Crystal chemistry of lithium in pegmatite phosphates: a SIMS investigation of natural and synthetic samples

Lithium plays an essential geochemical role in granitic pegmatites, and this element can be used to monitor the degree of pegmatite differentiation (Ginzbourg 1960). Among primary phosphates, Li mainly occurs in minerals of the triphylite-lithiophilite [LiFe(PO4)-LiMn(PO4)] and amblygonitemontebrazite [LiAl(PO4)F-LiAl(PO4) OH] series. Starting from the triphylitelithiophilite series, a mechanism of oxidation coupled with Li-leaching is frequently observed, leading to the formation of ferrisicklerite-sicklerite [Li1- x(Fe3+,Mn2+)PO4-Li1-x(Mn2+,Fe3+)PO4] and of heterosite-purpurite [Fe3+(PO4)- Mn3+(PO4)] (Quensel 1957, Mason 1941). In order to constrain the conditions of temperature and oxygen fugacity which occurred in pegmatites, we decided to reproduce experimentally several associations of pegmatite phosphates.

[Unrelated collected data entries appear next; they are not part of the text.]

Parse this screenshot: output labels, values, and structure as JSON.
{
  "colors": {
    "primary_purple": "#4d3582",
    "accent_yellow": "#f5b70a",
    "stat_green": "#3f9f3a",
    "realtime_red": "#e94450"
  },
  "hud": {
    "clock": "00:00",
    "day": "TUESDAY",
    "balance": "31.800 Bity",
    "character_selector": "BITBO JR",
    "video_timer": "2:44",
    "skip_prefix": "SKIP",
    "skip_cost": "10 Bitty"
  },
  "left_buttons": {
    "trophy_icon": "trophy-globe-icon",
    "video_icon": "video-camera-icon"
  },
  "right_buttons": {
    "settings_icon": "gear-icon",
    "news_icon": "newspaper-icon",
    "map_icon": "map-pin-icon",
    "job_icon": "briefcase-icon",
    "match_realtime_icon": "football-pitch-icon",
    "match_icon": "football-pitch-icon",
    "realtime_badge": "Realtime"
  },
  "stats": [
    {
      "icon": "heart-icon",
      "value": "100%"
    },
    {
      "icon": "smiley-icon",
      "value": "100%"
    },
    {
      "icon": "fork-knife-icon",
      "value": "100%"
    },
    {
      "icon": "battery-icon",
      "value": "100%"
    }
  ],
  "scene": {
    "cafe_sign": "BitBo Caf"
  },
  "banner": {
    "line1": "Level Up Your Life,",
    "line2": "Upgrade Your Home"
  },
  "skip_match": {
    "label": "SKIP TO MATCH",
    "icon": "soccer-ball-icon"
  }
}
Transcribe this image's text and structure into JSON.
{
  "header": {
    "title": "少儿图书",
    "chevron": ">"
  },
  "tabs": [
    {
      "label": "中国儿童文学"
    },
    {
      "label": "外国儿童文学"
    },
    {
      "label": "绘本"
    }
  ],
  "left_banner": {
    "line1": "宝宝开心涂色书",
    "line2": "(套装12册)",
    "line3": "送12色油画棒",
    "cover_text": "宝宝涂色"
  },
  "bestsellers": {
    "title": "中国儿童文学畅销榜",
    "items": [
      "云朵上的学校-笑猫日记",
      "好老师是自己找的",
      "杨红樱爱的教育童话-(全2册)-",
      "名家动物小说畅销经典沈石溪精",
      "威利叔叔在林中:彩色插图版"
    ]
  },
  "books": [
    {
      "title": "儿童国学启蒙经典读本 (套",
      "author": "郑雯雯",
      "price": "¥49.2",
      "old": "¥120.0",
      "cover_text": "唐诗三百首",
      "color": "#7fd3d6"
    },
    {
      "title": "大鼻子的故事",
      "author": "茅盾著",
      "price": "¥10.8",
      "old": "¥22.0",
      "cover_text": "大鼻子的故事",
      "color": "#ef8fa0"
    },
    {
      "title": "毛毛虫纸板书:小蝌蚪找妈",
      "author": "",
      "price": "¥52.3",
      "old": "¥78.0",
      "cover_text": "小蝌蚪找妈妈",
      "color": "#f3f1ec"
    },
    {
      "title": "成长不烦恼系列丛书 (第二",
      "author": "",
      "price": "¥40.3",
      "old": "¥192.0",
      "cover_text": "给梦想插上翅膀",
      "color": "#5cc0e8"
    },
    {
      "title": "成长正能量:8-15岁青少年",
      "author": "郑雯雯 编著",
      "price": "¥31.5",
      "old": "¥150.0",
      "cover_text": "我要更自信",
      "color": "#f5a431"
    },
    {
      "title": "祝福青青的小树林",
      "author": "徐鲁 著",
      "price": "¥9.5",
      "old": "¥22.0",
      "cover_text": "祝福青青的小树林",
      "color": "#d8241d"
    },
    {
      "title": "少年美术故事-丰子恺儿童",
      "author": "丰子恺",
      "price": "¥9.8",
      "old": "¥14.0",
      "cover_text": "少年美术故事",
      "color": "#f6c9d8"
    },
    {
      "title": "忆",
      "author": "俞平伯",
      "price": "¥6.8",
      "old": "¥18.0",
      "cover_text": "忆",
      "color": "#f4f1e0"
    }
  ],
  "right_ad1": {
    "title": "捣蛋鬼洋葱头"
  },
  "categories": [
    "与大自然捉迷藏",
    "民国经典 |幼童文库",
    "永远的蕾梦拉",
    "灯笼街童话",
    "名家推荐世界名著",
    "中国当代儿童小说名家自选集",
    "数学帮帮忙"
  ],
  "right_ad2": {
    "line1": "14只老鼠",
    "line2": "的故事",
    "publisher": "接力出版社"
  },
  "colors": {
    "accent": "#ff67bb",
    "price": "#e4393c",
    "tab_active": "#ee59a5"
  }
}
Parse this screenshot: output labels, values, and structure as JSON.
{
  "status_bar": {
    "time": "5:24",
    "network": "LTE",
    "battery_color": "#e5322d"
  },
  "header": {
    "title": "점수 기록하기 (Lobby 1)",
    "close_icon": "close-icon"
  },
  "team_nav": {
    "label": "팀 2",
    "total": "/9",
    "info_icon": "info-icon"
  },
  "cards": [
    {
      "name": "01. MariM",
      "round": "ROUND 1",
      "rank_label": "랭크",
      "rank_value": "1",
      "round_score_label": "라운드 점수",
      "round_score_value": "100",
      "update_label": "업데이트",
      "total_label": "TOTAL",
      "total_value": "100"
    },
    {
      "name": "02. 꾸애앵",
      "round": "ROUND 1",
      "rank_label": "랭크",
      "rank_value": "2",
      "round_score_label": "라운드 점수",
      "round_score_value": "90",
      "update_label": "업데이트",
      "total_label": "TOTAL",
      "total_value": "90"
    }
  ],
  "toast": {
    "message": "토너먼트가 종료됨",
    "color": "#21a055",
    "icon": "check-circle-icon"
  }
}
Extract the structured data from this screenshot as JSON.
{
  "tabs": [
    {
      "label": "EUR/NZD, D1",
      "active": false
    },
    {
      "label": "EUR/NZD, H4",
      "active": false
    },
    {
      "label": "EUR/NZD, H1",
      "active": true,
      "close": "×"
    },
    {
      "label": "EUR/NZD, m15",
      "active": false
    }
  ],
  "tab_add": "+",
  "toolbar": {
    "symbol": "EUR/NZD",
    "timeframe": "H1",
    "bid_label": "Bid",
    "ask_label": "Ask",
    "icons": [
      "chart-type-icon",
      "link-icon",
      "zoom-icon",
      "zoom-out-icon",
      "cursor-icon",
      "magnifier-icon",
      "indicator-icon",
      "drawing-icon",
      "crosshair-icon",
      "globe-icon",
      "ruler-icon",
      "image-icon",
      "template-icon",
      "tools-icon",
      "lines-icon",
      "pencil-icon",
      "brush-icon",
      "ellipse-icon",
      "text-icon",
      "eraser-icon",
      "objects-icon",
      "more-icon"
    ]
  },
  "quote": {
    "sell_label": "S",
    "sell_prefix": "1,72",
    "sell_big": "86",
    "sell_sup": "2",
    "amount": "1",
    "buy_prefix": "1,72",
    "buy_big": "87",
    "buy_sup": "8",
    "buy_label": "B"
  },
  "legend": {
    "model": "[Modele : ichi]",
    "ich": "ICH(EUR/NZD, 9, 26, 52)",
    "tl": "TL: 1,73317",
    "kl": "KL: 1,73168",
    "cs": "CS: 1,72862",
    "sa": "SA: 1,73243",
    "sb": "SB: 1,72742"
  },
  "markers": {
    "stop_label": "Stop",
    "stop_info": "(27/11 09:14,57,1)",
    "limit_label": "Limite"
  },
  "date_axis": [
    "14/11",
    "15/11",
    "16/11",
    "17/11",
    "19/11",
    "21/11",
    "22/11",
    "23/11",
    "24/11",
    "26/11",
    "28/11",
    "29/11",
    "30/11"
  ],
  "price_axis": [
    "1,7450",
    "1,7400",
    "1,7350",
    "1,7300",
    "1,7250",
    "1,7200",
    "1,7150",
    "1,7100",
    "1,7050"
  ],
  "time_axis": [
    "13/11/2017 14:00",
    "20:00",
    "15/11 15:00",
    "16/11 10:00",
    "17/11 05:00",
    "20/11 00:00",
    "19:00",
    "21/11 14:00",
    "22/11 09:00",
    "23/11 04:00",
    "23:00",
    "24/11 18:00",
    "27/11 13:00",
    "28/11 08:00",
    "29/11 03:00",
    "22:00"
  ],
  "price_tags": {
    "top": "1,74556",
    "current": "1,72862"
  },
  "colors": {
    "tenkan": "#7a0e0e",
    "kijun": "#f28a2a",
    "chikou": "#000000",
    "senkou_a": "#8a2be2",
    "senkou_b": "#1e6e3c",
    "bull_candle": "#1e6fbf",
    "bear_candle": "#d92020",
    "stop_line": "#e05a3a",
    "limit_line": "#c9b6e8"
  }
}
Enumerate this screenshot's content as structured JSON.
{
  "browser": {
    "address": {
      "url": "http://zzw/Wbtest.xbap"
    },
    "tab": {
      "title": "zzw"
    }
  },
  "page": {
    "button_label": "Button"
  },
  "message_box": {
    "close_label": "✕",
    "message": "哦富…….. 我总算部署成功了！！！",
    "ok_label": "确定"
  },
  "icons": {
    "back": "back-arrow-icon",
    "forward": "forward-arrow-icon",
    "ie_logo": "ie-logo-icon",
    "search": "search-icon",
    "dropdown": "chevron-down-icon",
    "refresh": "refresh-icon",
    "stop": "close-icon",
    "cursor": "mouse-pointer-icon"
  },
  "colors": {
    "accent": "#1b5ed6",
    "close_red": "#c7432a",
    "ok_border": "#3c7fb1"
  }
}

Primary alluaudite + triphylite assemblages were reported in the Hagendorf-Süd (Germany), Buranga, and Kibingo (Rwanda) pegmatites, and the hydrothermal experiments (P = 1 kbar, T = 400-800°C) lead to the crystallisation of alluaudite + triphylite at 400 and 500°C, and of alluaudite + triphylite + maricite at 600 and 700°C (Hatert et al. 2005). Triphylite and sarcopside, which show lamellar exsolution textures in several pegmatites, were reproduced between 400 and 700°C (P = 1 kbar), starting from the compositions LiFe2.5(PO4)2, LiFe2Mn0.5(PO4)2, and LiFe1.5Mn(PO4)2 (Hatert et al. 2007). The aim of this study is to measure the Li-content of several natural and synthetic phosphates by SIMS, in order to shed some light on the crystal chemistry of lithium in pegmatite phosphates.